When I set parenthesis in a function definition, the function types change.

I have two functions: addition1(without parenthesis) and addition2 (with parenthesis). The types are the same, but the function signature is different. Why is the type different?

let addition1 a b =
  a + b
//val addition1 : a:int -> b:int -> int

let addition2(a, b) = 
  a + b
//val addition2 : a:int * b:int -> int
like image 313
John Doe Avatar asked Feb 24 '17 00:02

John Doe


1 Answers

The types are the same, but the function signature is different. Why the type different?

The types aren't actually the same.

When you write:

let addition1 a b = a + b

You create a function which is distinctly different than

let addition2 (a, b) = a + b

In the second case, the parenthesis and comma are creating a tuple, meaning that your function accepts a single parameter, which is a tuple (typed as int * int), and returns an int.

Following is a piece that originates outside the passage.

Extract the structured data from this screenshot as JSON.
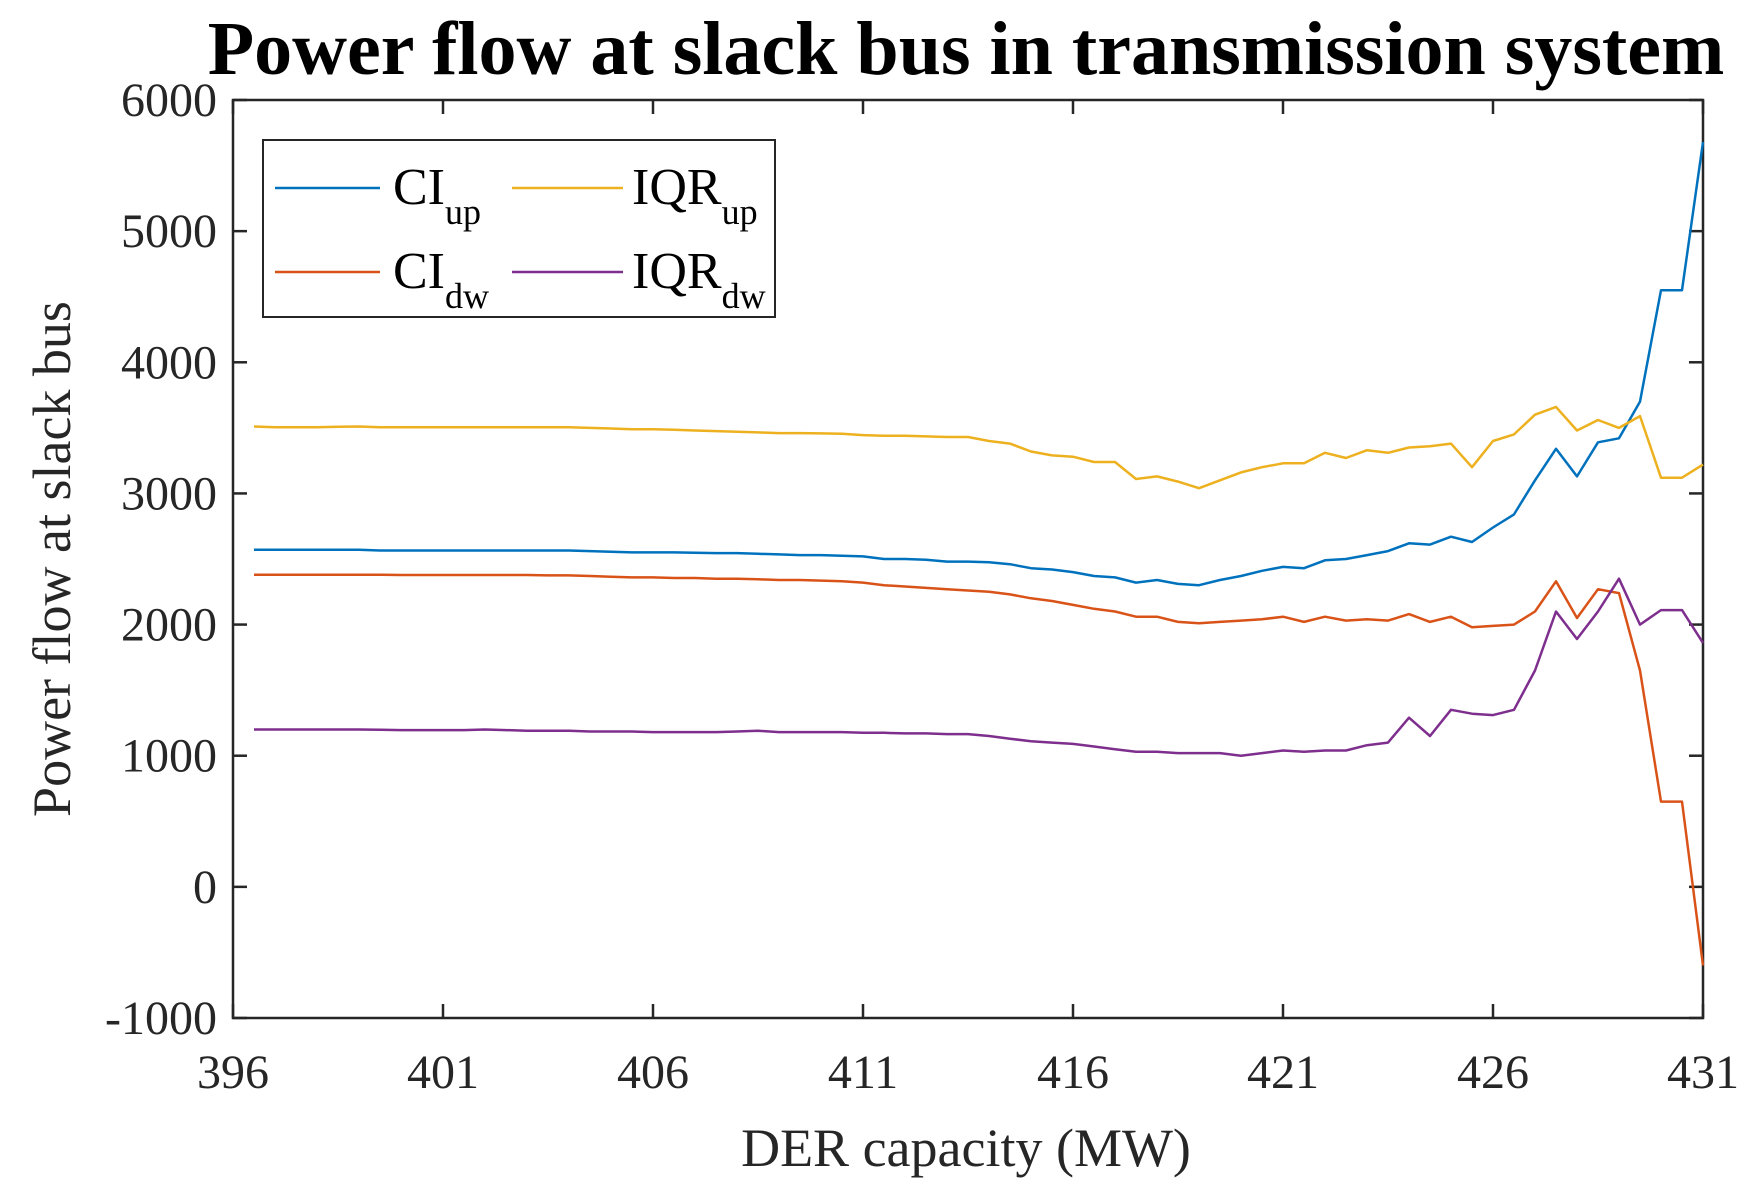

The first case creates a function which can be curried. The type signature of int -> int -> int means that it creates a function which accepts an int, and then returns a function which accepts and int and returns an int. This allows you to use partial application:

let partially_applied_addition1 = addition1 3

For details, see functions in the official docs, and Currying from fsharpforfunandprofit.

Allowing for currying is much more common in F# code. In general, using tuples as a parameter is mostly done for interop scenarios with the base class libraries or when planning an API to be used from C# or other languages. Being able to partially apply allows things like piping to work properly:

let answer =
    getSomeIntegerValue ()
    |> addition1 12 // Add 12 to result

The tupled form will not compile with the above, as it cannot work with partial application.